Parents Upset Over School Confiscating Lunches

| by John Freund
School lunchSchool lunch

A group of parents are furious after a school confiscated their children's snacks for not being healthy enough.

The Star reports that mother Elaina Daoust became "infuriated" when her son, a junior kindergartner at Romeo Dallaire Public School, was told he was not allowed to eat a piece of banana bread he had brought to school as a snack because it contained chocolate chips.

He was told to eat grapes instead of the banana bread.

“He came home with a chart [listing healthy snack ideas] and told me he and the teacher talked about it and healthy choices. She also sent a note to me. I was really, really, really mad for several reasons,” Daoust says.

Daoust claims her son is a picky eater, and that she bought him the small banana bread because they were labeled as being nut-free and safe for school children.

“It’s not like he had chips or a chocolate bar,” Daoust says, 

Officials with the Durham Catholic District School Board say there is a difference between lessons on healthy eating, and telling a child what he or she can and cannot eat for lunch.  
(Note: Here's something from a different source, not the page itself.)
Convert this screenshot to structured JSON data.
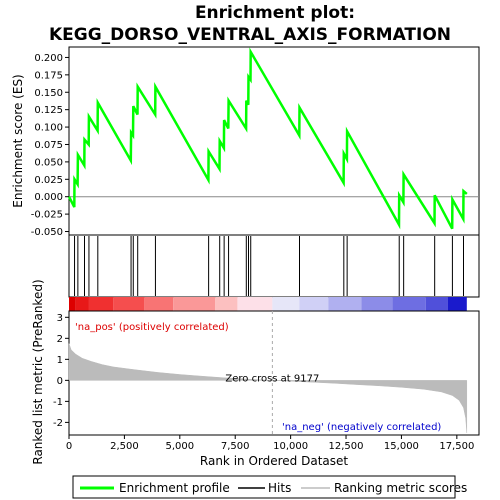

“There is nowhere in our policy or procedures that says our staff is allowed to take food away from a student,” said James MacKinnon, a teaching and learning consultant with the DCDSB.

MacKinnon added that while class discussions about healthy eating are important, students should not be singled out by teachers.  

“It’s up to students to share that information with their parents, we’re educating and promoting but not dealing with it at snack time,” he notes.

Superintendent Luigia Ayotte did issue the following statement: "We understand there may have been some issues with regard to certain foods students bring for snacks and lunches, but food preferences and choice remain with students and parents unless they pose an adverse allergic danger to other students."

The Associated Press reports that this is an ongoing problem in the area, with parent Janae Brangman complaining that her child’s lunch was confiscated and replaced with a piece of fruit. 

Brangman claims she felt “it was more unhealthy for a child not to eat at all, than to eat a granola bar with chocolate.”